Parental Worry is Never Over

Anyone who has kids knows that it is a parent’s role to become obsolete.  I’ve heard it said that you can judge how good a job you did as a parent by how quickly you become obsolete.  The only problem with that logic is the kids think you are obsolete before you actually are.

I have sons.  I have done my best to give them control over their thoughts as they grew up, to let them decide things for themselves.  Obviously, when a kid is six these decisions are limited to what shorts he wants to wear.  As they get older, they get to choose haircuts, meals, and classes to take in school.  But there always comes a point where they get to choose where they live and how they live.  This is the point of parental obsolescence.  Or it should be. 

I will be the first to admit that I haven’t dealt well with my children’s coming of age.  They are gone from the house more and more, and I’m not always sure where they are or whom they are with.  They don’t seek my advice on much anymore unless they think I’ll agree with them.  They can’t stand to have me question their budding judgement, and show their disapproval by disappearing into their room for hours.   And every one of these episodes causes me to die inside a little more.  I have given these boys all I have for as long as I remember.  Now, it seems, I have instantly become a total idiot, unaware of the feelings a teenage boy has about girls, or his uncertainty about his chosen profession. 

 I get it, guys.  I understand.  I’m still uncertain about what I’m doing.  I know how it feels to need your parents but not want them any more.  I know what it is to want to be on  your own.  I feel you. 

But this doesn’t mean that I’m going to say “Go ahead and do what you want.  I’m with you.”  Especially if I see them making a mistake or not thinking a problem or plan through.  That’s all I want.  Think it through.  Come up with a plan.  Then execute the plan.   That way, you don’t have to come back home and live with me and the wife.  But if you are blindly entering life, you are going to gen some bumps and bruises. 

Maybe that’s the right way to go.  Let them get the bumps.  That way, they can also figure out how to treat inflammation. 

I love my kids and don’t want to see them hurt.  But part of parental obsolescence is learing how to let them figure things out for themselves, and sometimes life has a way to teaching you lessons that tend to sting a little. 

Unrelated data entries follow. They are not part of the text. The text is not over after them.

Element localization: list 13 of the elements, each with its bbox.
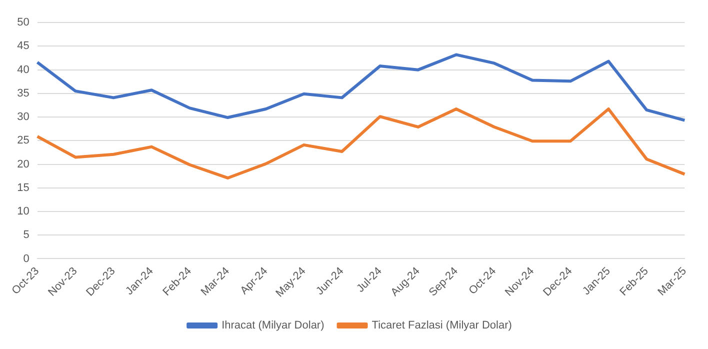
- y-tick-label: 45: [17, 40, 30, 52]
- y-tick-label: 10: [17, 206, 30, 218]
- y-tick-label: 50: [17, 16, 30, 29]
- y-tick-label: 25: [17, 134, 30, 147]
- y-tick-label: 30: [17, 111, 30, 124]
- legend-label: Ihracat (Milyar Dolar): [222, 320, 324, 332]
- y-tick-label: 0: [23, 252, 30, 265]
- y-tick-label: 20: [17, 158, 30, 170]
- y-tick-label: 5: [23, 229, 30, 242]
- y-tick-label: 35: [17, 87, 30, 100]
- y-tick-label: 40: [17, 64, 30, 76]
- y-tick-label: 15: [17, 182, 30, 194]
- legend-label: Ticaret Fazlasi (Milyar Dolar): [372, 320, 512, 332]
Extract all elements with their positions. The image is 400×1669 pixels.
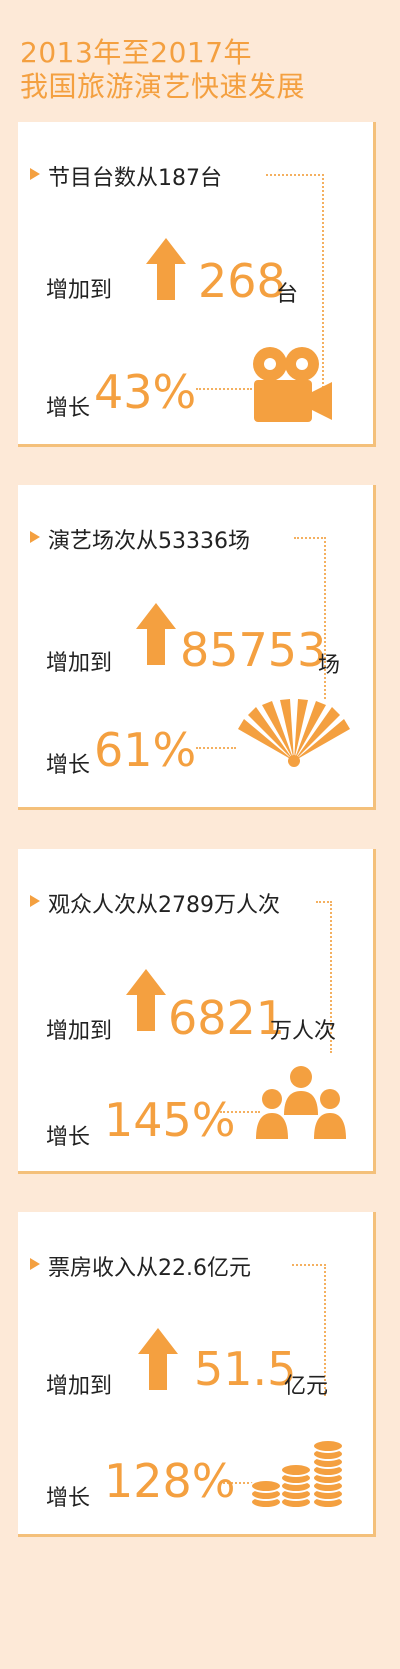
growth-value: 145% [104, 1093, 236, 1147]
dotted-connector [294, 537, 326, 699]
audience-people-icon [256, 1066, 346, 1139]
from-text: 演艺场次从53336场 [48, 529, 250, 554]
title-line-1: 2013年至2017年 [20, 36, 253, 69]
folding-fan-icon [238, 699, 350, 767]
dotted-connector [196, 388, 252, 390]
up-arrow-icon [138, 1328, 178, 1390]
growth-label: 增长 [46, 396, 91, 421]
bullet-triangle-icon [30, 531, 40, 543]
up-arrow-icon [126, 969, 166, 1031]
growth-label: 增长 [46, 1125, 91, 1150]
from-text: 票房收入从22.6亿元 [48, 1256, 251, 1281]
growth-label: 增长 [46, 1486, 91, 1511]
to-unit: 万人次 [270, 1019, 337, 1044]
dotted-connector [292, 1264, 326, 1396]
growth-value: 61% [94, 723, 197, 777]
increase-label: 增加到 [46, 1374, 113, 1399]
bullet-triangle-icon [30, 1258, 40, 1270]
card-performances: 演艺场次从53336场 增加到 85753 场 增长 61% [18, 485, 376, 810]
card-box-office: 票房收入从22.6亿元 增加到 51.5 亿元 增长 128% [18, 1212, 376, 1537]
dotted-connector [220, 1111, 260, 1113]
growth-value: 43% [94, 365, 197, 419]
film-camera-icon [253, 347, 332, 422]
increase-label: 增加到 [46, 651, 113, 676]
bullet-triangle-icon [30, 895, 40, 907]
bullet-triangle-icon [30, 168, 40, 180]
from-text: 节目台数从187台 [48, 166, 222, 191]
up-arrow-icon [146, 238, 186, 300]
dotted-connector [196, 747, 236, 749]
page-title: 2013年至2017年 我国旅游演艺快速发展 [20, 36, 305, 104]
increase-label: 增加到 [46, 278, 113, 303]
from-text: 观众人次从2789万人次 [48, 893, 280, 918]
growth-label: 增长 [46, 753, 91, 778]
to-value: 6821 [168, 991, 286, 1045]
to-unit: 亿元 [284, 1374, 329, 1399]
to-value: 85753 [180, 623, 327, 677]
card-programs: 节目台数从187台 增加到 268 台 增长 43% [18, 122, 376, 447]
up-arrow-icon [136, 603, 176, 665]
to-value: 51.5 [194, 1342, 297, 1396]
coin-stacks-icon [250, 1439, 344, 1509]
dotted-connector [220, 1482, 256, 1484]
increase-label: 增加到 [46, 1019, 113, 1044]
growth-value: 128% [104, 1454, 236, 1508]
card-audience: 观众人次从2789万人次 增加到 6821 万人次 增长 145% [18, 849, 376, 1174]
title-line-2: 我国旅游演艺快速发展 [20, 70, 306, 103]
dotted-connector [266, 174, 324, 396]
to-value: 268 [198, 254, 286, 308]
dotted-connector [316, 901, 332, 1053]
to-unit: 台 [276, 282, 299, 307]
to-unit: 场 [318, 653, 341, 678]
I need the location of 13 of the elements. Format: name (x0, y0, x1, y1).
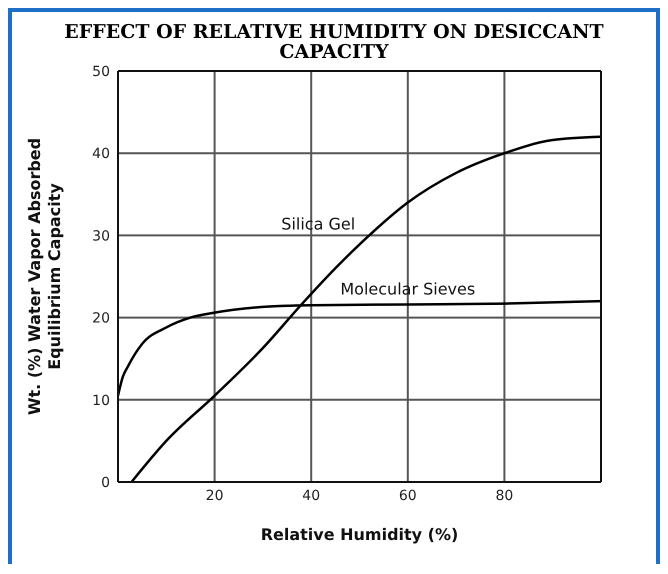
y-tick-label: 30 (92, 228, 110, 244)
y-tick-label: 40 (92, 146, 110, 162)
x-tick-label: 40 (302, 488, 320, 504)
y-axis-title: Wt. (%) Water Vapor Absorbed Equilibrium Capacity (25, 138, 64, 416)
y-tick-label: 20 (92, 310, 110, 327)
y-tick-label: 10 (92, 392, 110, 409)
y-tick-label: 0 (101, 474, 110, 491)
x-tick-label: 80 (495, 488, 514, 504)
x-axis-title: Relative Humidity (%) (260, 525, 458, 544)
x-tick-label: 60 (398, 488, 417, 504)
x-tick-label: 20 (206, 488, 224, 504)
chart-title: EFFECT OF RELATIVE HUMIDITY ON DESICCANT CAPACITY (63, 20, 605, 63)
y-tick-label: 50 (92, 64, 110, 80)
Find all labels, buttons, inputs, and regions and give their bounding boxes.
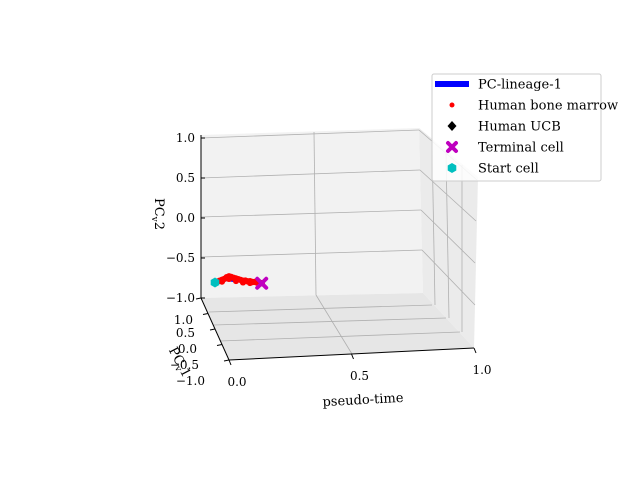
legend-label: Terminal cell [478, 141, 564, 156]
y-tick-mark [209, 328, 216, 331]
x-axis-ticks: 0.0 0.5 1.0 [227, 347, 492, 389]
legend-swatch-dot [449, 102, 455, 108]
legend-items: PC-lineage-1 Human bone marrow Human UCB Te… [435, 78, 618, 177]
bone-marrow-point [239, 279, 247, 286]
start-cell-marker [210, 277, 220, 288]
back-pane [201, 128, 423, 298]
z-tick-label: 0.5 [176, 171, 195, 185]
z-tick-label: −1.0 [166, 291, 195, 305]
z-axis-ticks: −1.0 −0.5 0.0 0.5 1.0 [166, 131, 205, 305]
z-axis-label-sub: v [149, 216, 159, 223]
z-tick-label: −0.5 [166, 251, 195, 265]
grid-line [213, 317, 447, 326]
legend-swatch-hexagon [447, 163, 457, 173]
terminal-cell-marker [255, 276, 269, 290]
x-axis-label: pseudo-time [322, 391, 404, 410]
bone-marrow-point [225, 275, 233, 282]
grid-line [419, 169, 477, 222]
legend-label: Human UCB [478, 120, 561, 135]
z-tick-label: 1.0 [176, 131, 195, 145]
grid-line [219, 331, 461, 342]
y-axis-label-sub: v [171, 364, 183, 375]
y-tick-label: −0.5 [170, 358, 199, 372]
grid-line [200, 129, 420, 139]
x-tick-label: 1.0 [472, 363, 491, 377]
x-tick-mark [351, 353, 354, 360]
legend: PC-lineage-1 Human bone marrow Human UCB Te… [431, 73, 618, 182]
grid-line [200, 169, 421, 179]
data-marks [210, 273, 269, 290]
y-tick-label: 1.0 [174, 313, 193, 327]
y-axis-ticks: −1.0 −0.5 0.0 0.51.0 [170, 297, 230, 388]
grid-line [200, 209, 422, 218]
z-axis-label-main: PC [151, 198, 166, 217]
grid-line [200, 249, 423, 258]
y-tick-mark [216, 344, 223, 346]
grid-line [313, 131, 317, 296]
x-tick-mark [473, 347, 477, 354]
y-tick-label: 0.5 [176, 326, 195, 340]
y-tick-label: −1.0 [176, 374, 205, 388]
y-tick-mark [202, 313, 209, 315]
z-tick-label: 0.0 [176, 211, 195, 225]
x-tick-label: 0.5 [350, 369, 369, 383]
y-tick-label: 0.0 [178, 342, 197, 356]
x-tick-label: 0.0 [227, 375, 246, 389]
legend-swatch-x [446, 141, 458, 153]
z-axis-label-tail: 2 [151, 222, 166, 230]
y-tick-mark [223, 359, 230, 362]
bone-marrow-point [218, 278, 226, 285]
grid-line [420, 209, 476, 264]
bone-marrow-point [232, 277, 240, 285]
legend-swatch-diamond [447, 121, 457, 131]
legend-frame [431, 73, 602, 182]
legend-label: Start cell [478, 162, 539, 177]
legend-label: Human bone marrow [478, 99, 618, 114]
grid-line [208, 304, 433, 313]
grid-line [315, 294, 353, 355]
legend-label: PC-lineage-1 [478, 78, 562, 93]
grid-lines [200, 129, 478, 355]
x-tick-mark [228, 359, 232, 366]
bone-marrow-point [246, 279, 254, 287]
z-axis-label: PCv2 [149, 198, 166, 230]
legend-swatch-line [435, 81, 469, 87]
y-tick-mark [195, 297, 202, 300]
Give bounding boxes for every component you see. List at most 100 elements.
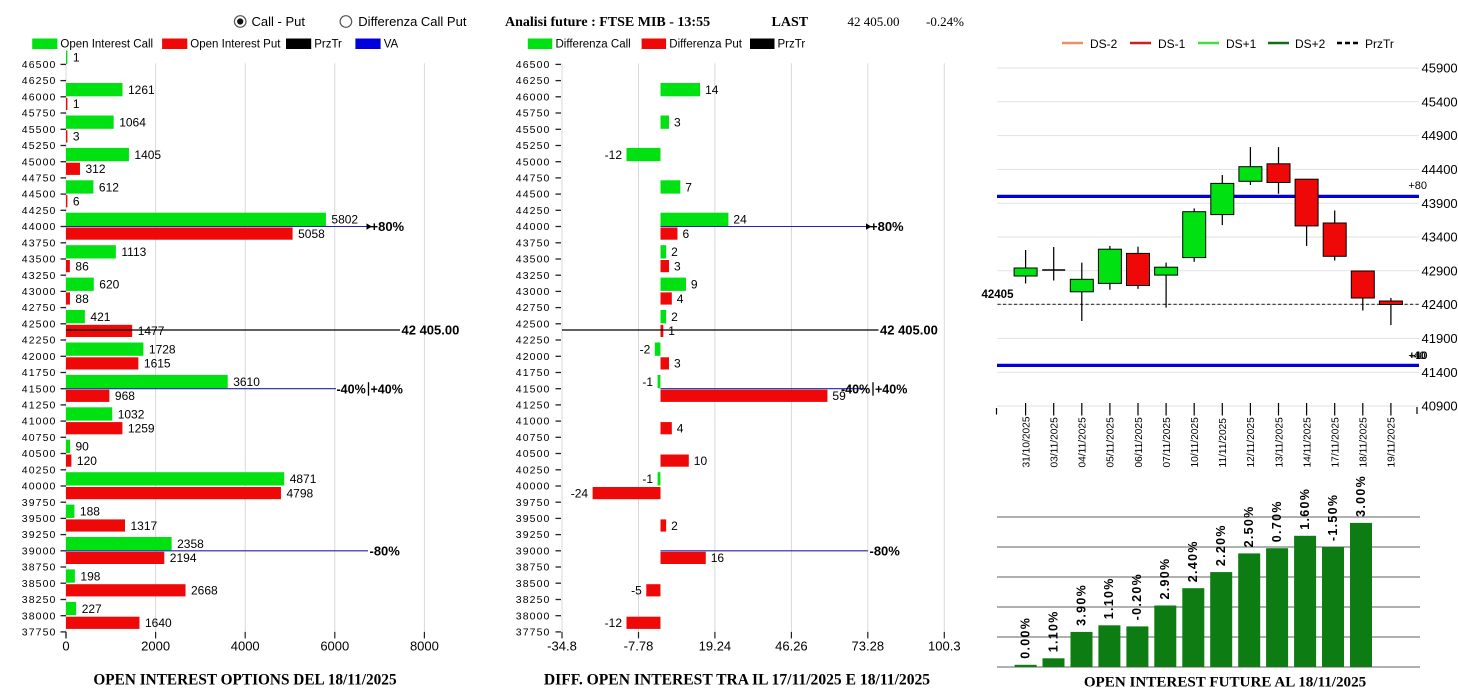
svg-text:38000: 38000 [22,610,57,622]
svg-text:42000: 42000 [516,351,551,363]
svg-text:-1.50%: -1.50% [1326,494,1340,541]
svg-text:59: 59 [832,389,846,403]
svg-text:03/11/2025: 03/11/2025 [1050,417,1061,468]
svg-text:44000: 44000 [516,221,551,233]
svg-text:4798: 4798 [287,486,314,500]
svg-text:45400: 45400 [1422,94,1458,109]
svg-text:DS+2: DS+2 [1295,37,1326,51]
svg-text:42900: 42900 [1422,263,1458,278]
svg-text:46250: 46250 [22,75,57,87]
svg-text:1405: 1405 [134,148,161,162]
svg-text:37750: 37750 [516,627,551,639]
svg-text:3: 3 [674,115,681,129]
svg-text:17/11/2025: 17/11/2025 [1331,417,1342,468]
svg-text:38000: 38000 [516,610,551,622]
svg-text:1615: 1615 [144,357,171,371]
svg-text:45250: 45250 [516,140,551,152]
svg-text:3610: 3610 [233,375,260,389]
svg-text:06/11/2025: 06/11/2025 [1134,417,1145,468]
svg-text:DIFF. OPEN INTEREST TRA IL 17/: DIFF. OPEN INTEREST TRA IL 17/11/2025 E … [544,672,930,689]
svg-text:Analisi future : FTSE MIB - 13: Analisi future : FTSE MIB - 13:55 [505,15,710,30]
svg-text:38750: 38750 [22,562,57,574]
svg-text:45750: 45750 [22,108,57,120]
svg-text:620: 620 [99,278,119,292]
svg-text:DS+1: DS+1 [1226,37,1257,51]
svg-text:45900: 45900 [1422,61,1458,76]
svg-text:312: 312 [86,162,106,176]
svg-text:1: 1 [73,97,80,111]
svg-text:+40%: +40% [371,382,403,396]
svg-text:86: 86 [75,259,89,273]
svg-text:14/11/2025: 14/11/2025 [1302,417,1313,468]
svg-text:1728: 1728 [149,342,176,356]
svg-text:39250: 39250 [516,529,551,541]
svg-text:41400: 41400 [1422,365,1458,380]
svg-text:-5: -5 [631,584,642,598]
svg-text:Differenza Call: Differenza Call [556,39,631,51]
svg-text:44750: 44750 [22,173,57,185]
svg-text:3.00%: 3.00% [1354,475,1368,517]
svg-text:2.40%: 2.40% [1186,540,1200,582]
svg-text:7: 7 [685,180,692,194]
svg-text:0: 0 [62,639,69,654]
svg-text:6: 6 [683,227,690,241]
svg-text:8000: 8000 [410,639,439,654]
svg-text:39000: 39000 [516,545,551,557]
svg-text:+10: +10 [1409,350,1428,362]
svg-text:+40%: +40% [875,382,907,396]
svg-text:12/11/2025: 12/11/2025 [1246,417,1257,468]
svg-text:05/11/2025: 05/11/2025 [1106,417,1117,468]
svg-text:45750: 45750 [516,108,551,120]
svg-text:-80%: -80% [370,544,401,559]
svg-text:1: 1 [668,324,675,338]
svg-text:1.60%: 1.60% [1298,488,1312,530]
svg-text:40250: 40250 [516,464,551,476]
svg-text:40750: 40750 [22,432,57,444]
svg-text:42 405.00: 42 405.00 [880,323,938,338]
svg-text:-1: -1 [642,472,653,486]
svg-text:2.20%: 2.20% [1214,524,1228,566]
svg-text:42250: 42250 [516,335,551,347]
svg-text:4871: 4871 [290,472,317,486]
svg-text:43250: 43250 [22,270,57,282]
svg-text:43400: 43400 [1422,230,1458,245]
svg-text:4: 4 [677,422,684,436]
svg-text:+80%: +80% [371,219,405,234]
svg-text:42500: 42500 [516,318,551,330]
svg-text:PrzTr: PrzTr [1365,37,1394,51]
svg-text:43250: 43250 [516,270,551,282]
svg-text:42250: 42250 [22,335,57,347]
svg-text:-1: -1 [642,375,653,389]
svg-text:11/11/2025: 11/11/2025 [1218,418,1229,468]
svg-text:-0.20%: -0.20% [1130,573,1144,620]
svg-text:Call - Put: Call - Put [252,14,306,29]
svg-text:19/11/2025: 19/11/2025 [1387,417,1398,468]
svg-text:1640: 1640 [145,616,172,630]
svg-text:40000: 40000 [516,481,551,493]
svg-text:10: 10 [694,454,708,468]
svg-text:73.28: 73.28 [852,639,885,654]
svg-text:44400: 44400 [1422,162,1458,177]
svg-text:227: 227 [82,602,102,616]
svg-text:18/11/2025: 18/11/2025 [1359,417,1370,468]
svg-text:VA: VA [384,39,399,51]
svg-text:2.50%: 2.50% [1242,505,1256,547]
svg-text:2: 2 [671,519,678,533]
svg-text:44750: 44750 [516,173,551,185]
svg-text:1064: 1064 [119,115,146,129]
svg-text:1.10%: 1.10% [1046,610,1060,652]
svg-text:39500: 39500 [516,513,551,525]
svg-text:42400: 42400 [1422,297,1458,312]
svg-text:-34.8: -34.8 [547,639,577,654]
svg-text:6000: 6000 [320,639,349,654]
svg-text:43500: 43500 [516,254,551,266]
svg-text:43750: 43750 [22,237,57,249]
svg-text:42000: 42000 [22,351,57,363]
svg-text:2.90%: 2.90% [1158,558,1172,600]
svg-text:OPEN INTEREST OPTIONS DEL 18/1: OPEN INTEREST OPTIONS DEL 18/11/2025 [93,672,397,689]
svg-text:+80%: +80% [870,219,904,234]
svg-text:45500: 45500 [22,124,57,136]
svg-text:OPEN INTEREST FUTURE AL 18/11/: OPEN INTEREST FUTURE AL 18/11/2025 [1084,675,1366,691]
svg-text:4000: 4000 [231,639,260,654]
svg-text:6: 6 [73,195,80,209]
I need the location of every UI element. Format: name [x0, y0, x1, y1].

It’s that time for one of my kids. 

I’ll be there to offer advice if he asks for it, support if he needs it, and an ear to listen when he wants to talk.  But I ain’t no yes man.  Part of being a man is getting an opinion you don’t want to hear and learning from it anyway. 

It’s tough not to worry.  I guess that never goes away.  Since there is no qualification process or manual to read on how to raise kids, most of us have to make spot decisions and hope for the best.  I hope and pray that I have not failed them.  I know I wasn’t always right, but I always did my best where they were concerned.  Now I have to turn them out to make their way in the world, one at a time. 

I hope that my son will realize one day that the old man isn’t as stupid as he thinks.  And I hope it’s not too late when he does. 

Parenting is the only job you get without training or experience and never can retire from.  But you can be fired as a direct contributor and become a consultant.  

Almost there.


2 Responses to “Parental Worry is Never Over”

  1. michael Says:

    Sorry Dad.

    • babaje2 Says:

      Don’t be. It’s part of life. It’s tough to watch your hatchlings try to learn how to fly without feeling a little old and useless. You’ll see.
      Thanks for at least reading my blog. Some interesting stuff, I hope.